I don't trust that. I've had 3 work trucks (99 & up PSD) totalled and a half a dozen different wrecks in the last 8 years. (Other drivers not me. I apparently have a tendency to hire idiots ) I have not seen the fuel shut off activated yet.
This guy had to turn his engine off before he crawled out of the passenger door.
I have a question Pete might be able to find out more about, having access to a number of engineers. I talked to a chemist who said metal gets brittle when soaked in hydrogen. I'm going to corner him later next week and get more info, but just thought I'de put out some warning flags for the people ready to experiment.
I have a question Pete might be able to find out more about, having access to a number of engineers. I talked to a chemist who said metal gets brittle when soaked in hydrogen. I'm going to corner him later next week and get more info, but just thought I'de put out some warning flags for the people ready to experiment.

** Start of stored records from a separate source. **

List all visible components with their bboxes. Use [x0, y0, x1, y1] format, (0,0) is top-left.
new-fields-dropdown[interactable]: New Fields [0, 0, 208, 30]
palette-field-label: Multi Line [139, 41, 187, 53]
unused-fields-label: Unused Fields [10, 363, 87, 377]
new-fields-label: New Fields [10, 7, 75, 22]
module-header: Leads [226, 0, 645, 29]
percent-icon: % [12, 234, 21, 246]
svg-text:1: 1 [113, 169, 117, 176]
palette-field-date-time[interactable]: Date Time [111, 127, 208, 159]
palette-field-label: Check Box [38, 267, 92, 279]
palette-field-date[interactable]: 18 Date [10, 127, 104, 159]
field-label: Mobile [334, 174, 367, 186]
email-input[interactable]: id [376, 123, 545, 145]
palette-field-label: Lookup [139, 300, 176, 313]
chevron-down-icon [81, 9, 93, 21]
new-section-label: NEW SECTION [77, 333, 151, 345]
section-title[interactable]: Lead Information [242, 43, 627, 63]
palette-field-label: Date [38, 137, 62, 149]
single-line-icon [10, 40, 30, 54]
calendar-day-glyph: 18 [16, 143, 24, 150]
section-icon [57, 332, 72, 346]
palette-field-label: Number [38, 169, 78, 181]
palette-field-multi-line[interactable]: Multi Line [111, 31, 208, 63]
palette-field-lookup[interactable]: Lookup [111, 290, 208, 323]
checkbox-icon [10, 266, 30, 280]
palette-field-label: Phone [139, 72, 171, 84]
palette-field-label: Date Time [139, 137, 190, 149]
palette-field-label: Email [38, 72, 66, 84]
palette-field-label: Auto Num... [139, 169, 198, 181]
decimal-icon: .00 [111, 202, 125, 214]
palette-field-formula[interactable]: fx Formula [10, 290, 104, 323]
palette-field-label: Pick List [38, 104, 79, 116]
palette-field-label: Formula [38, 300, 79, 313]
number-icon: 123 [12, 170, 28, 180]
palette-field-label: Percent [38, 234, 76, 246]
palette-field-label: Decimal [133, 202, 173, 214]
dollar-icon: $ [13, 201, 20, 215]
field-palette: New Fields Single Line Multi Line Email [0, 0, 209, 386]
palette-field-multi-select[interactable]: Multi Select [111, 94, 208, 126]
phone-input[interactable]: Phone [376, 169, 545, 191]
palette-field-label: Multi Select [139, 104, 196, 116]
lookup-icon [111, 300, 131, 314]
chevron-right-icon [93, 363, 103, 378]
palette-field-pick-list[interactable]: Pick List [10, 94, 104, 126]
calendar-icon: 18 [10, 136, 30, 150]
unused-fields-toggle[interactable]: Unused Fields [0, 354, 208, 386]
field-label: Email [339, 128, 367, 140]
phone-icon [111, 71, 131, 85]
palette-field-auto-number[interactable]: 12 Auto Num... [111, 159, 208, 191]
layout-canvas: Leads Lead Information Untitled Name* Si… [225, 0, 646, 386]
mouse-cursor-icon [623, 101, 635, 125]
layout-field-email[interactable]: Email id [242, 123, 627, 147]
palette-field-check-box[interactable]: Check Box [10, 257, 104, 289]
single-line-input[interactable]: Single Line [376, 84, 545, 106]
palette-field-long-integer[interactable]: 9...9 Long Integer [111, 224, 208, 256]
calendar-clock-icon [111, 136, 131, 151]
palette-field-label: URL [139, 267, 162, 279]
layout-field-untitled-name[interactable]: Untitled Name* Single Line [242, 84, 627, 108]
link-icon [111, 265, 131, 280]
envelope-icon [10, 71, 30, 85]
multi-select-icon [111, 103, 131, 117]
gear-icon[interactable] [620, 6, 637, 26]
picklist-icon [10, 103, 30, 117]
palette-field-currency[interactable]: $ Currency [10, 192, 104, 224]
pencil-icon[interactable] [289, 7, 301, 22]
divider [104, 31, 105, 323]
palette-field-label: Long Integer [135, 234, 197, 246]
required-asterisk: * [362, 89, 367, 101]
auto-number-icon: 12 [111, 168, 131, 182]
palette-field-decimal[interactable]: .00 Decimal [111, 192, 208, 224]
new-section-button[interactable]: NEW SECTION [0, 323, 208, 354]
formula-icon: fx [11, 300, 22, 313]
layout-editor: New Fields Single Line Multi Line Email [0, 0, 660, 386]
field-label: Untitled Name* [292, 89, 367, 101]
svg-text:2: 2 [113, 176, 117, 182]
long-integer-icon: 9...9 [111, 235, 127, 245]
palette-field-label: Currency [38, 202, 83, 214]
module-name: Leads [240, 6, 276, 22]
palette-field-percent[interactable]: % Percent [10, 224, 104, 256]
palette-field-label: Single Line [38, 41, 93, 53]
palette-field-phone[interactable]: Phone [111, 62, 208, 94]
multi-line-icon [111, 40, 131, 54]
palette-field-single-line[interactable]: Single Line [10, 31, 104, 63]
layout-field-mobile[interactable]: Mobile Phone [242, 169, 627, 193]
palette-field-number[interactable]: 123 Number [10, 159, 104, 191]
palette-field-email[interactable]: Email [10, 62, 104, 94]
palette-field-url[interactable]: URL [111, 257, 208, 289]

Consider me cornered already!!
That's an interesting concept regarding the embrittlement issue, and is certainly not far-fetched, but also may not quite apply to the type of process we are talking about in the electrolysis of water. I know that embrittlement can become a problem a variety of metals depending upon which chemical they are exposed to, chemical concentrations, temperatures, and the presence of any other chemicals that can sometimes act as "catalysts" for the embrittlement reactions. A perfect example is caustic and the 300 series stainless steels (304, 304L, 316, 316L, etc) ... extended exposure results in what is termed "caustic embrittlement" or "caustic-induced stress cracking". I am currrently working with a customer who is having to replace two large plate and frame heat exchangers due to this problem, which, by the way, is a direct result mainly of the heat exchangers having been originally oversized (long story)... the solution for them is smaller heat exchangers with more exotic plate materials.
In terms of the same phenomenon happening with exposure to hydrogen, the first thing I wonder about is whether or not the embrittlement is a result of extended low-temperature exposures due to the liquification/evaporation processes. Off-hand, I can't answer the question, but will certainly see if I can scratch anything up on the issue either over the weekend or sometime early next week.
Thanks Pete, I thought I might be the only one concerned about this.
I'm not worried about the embrittlement of the container. I'm concerned about any chemical reaction or chemical embrittlement inside the injector/cylinder/ exhaust etc. I also wonder about the physics of the explosion and how hydrogen effects the cetane level. Hydrogen is so much more explosive than diesel. If you added a percentage of gasoline to a tank of diesel will you see the same milage increase? Would this have a compareable effect on the engine. We are discussing the introduction of a fuel that our engine was not designed to use. The concept of something we could build at home and get fuel efficiency numbers like those of parkland has got me thinking, but also thinking about the longevity of the engine (which is why I bought it in the first place).
I did have an idea for the blow off valve. You may be able to get something like a relief valve for a hot water tank. I don't know the psi it would release at but someone may be able to chime in. I'm not sold the duct tape solution, something that threads in would be alot more permanent/reliable. I'm trying to think of something that would use a valve like that.